Hello everyone, I just got a baby bn pleco today (about 1 1/2 - 2in long) and have placed it in a small isolation tank within my main tank. It looks okay now but I am concerned about when the pleco gets too big for the isolation tank but is still too small for my large tank with my large fish. Do you think my opaline gourami or red tailed shark will harm my new pleco? Thanks


----------



## Andarial (Feb 12, 2011)

The gourami probably won't but the Red Tailed Shark might. I don't know much about their behavior besides the fact that when they get to a larger size they can be aggressive to any bottom dwelling fish.


----------



## mileshs95 (Sep 24, 2011)

Here is a pic of the bn in its isolation tank. Will he be okay in there until he gets a little bigger? Should I put substrate in there? Also my red tailed shark is in this picture so you can get an idea of its size.


----------



## Byron (Mar 7, 2009)

If that pleco is around 2 inches as you say, then by comparison the red tailed shark would seem to be 3+ inches, and at this size they can begin to get very nasty. Check the profile [click shaded name].


----------



## Sylverclaws (Jul 16, 2012)

Hm, usually they don't mess with the bottom goers, but it does happen sometimes. Red-Tailed Sharks can get fairly aggressive, but it's usually due to lack of space or too many fish, or a curious nip. As for your Gourami, they usually don't try to eat things unless they can fit in their mouthes...but occasionally some try anyways, and curious poking can be harmful, but usually isn't unless they taste good. My gourami nipped one of my plecos once, the pleco fled very fast and the gourami looked kinda dumbfounded and hasn't bothered him since. ^^;
However, I never had a problem with my red-tailed sharks and plecos when I used to keep them. I can't say for certain on the gourami, as I've only owned the dwarf species and they don't bother much.


----------



## mikey1 (Dec 19, 2012)

"eat him"?.....probably not,

"torcher him, chase him 24/7, kill him".....probably yes


----------



## mileshs95 (Sep 24, 2011)

The shark is about 4-5 in. Does the pleco need anything in his isolation tank?


----------



## Andarial (Feb 12, 2011)

Wood, bristlenoses NEED the roughage of wood, not all plecos need this but the bn's do


----------



## SeaHorse (Dec 27, 2010)

From what I just read in the profile for Red Tail Shark it is somewhat of a scavenger itself... see below... so IMO you would have 2 fish with the same purpose. I may be wrong here. 
Extant fish in this genus primarily graze on aufwuchs--*algae*, small insects, crustaceans, worms, small invertebrates and *detritus*. Omnivorous, they should be fed greens along with the standard aquarium flakes, worms, etc. They have inferior mouths (downward facing) so sinking tablets and pellets containing vegetable matter (algae, spirulina) will be appreciated, with feedings of blanched greens, peas (shelled), cucumber, chopped fruit for variance.

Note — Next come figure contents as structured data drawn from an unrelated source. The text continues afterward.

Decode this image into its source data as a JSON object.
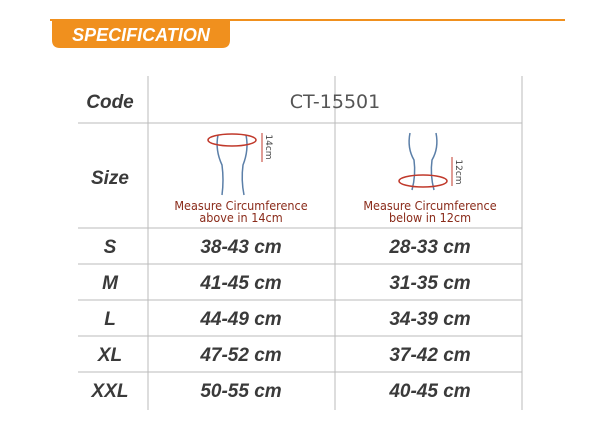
{
  "header": {
    "title": "SPECIFICATION"
  },
  "code": {
    "label": "Code",
    "value": "CT-15501"
  },
  "size": {
    "label": "Size",
    "diagrams": [
      {
        "measure": "14cm",
        "caption": [
          "Measure Circumference",
          "above in 14cm"
        ]
      },
      {
        "measure": "12cm",
        "caption": [
          "Measure Circumference",
          "below in 12cm"
        ]
      }
    ]
  },
  "rows": [
    [
      "S",
      "38-43 cm",
      "28-33 cm"
    ],
    [
      "M",
      "41-45 cm",
      "31-35 cm"
    ],
    [
      "L",
      "44-49 cm",
      "34-39 cm"
    ],
    [
      "XL",
      "47-52 cm",
      "37-42 cm"
    ],
    [
      "XXL",
      "50-55 cm",
      "40-45 cm"
    ]
  ]
}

Read more: Red Tailed Shark (Epalzeorhynchos bicolor ) Profile

My understanding too is that the Bristlenose Pleco is the best Tank cleaner to have and yes they need wood in the tank. Best worker for their size. So you will not see the benefits if kept in that little holding tank. 

As the RTS needs 48 inches in length of tank and he is getting quite big, yes they do get nasty, have you considered re-homing him? I'm assuming this is the only tank you could put the BNP in? I myself would not want to keep that new BNPleco in that little breeder for too long. JMO.


----------



## mileshs95 (Sep 24, 2011)

I had a large bn pleco in the tank with the RTS and they did not bother each other much. I am just worried about while the plec is small. I have a 10g tank that I could put the bn in, but I would rather not set it up unless I absolutely have to.
_Posted via Mobile Device_


----------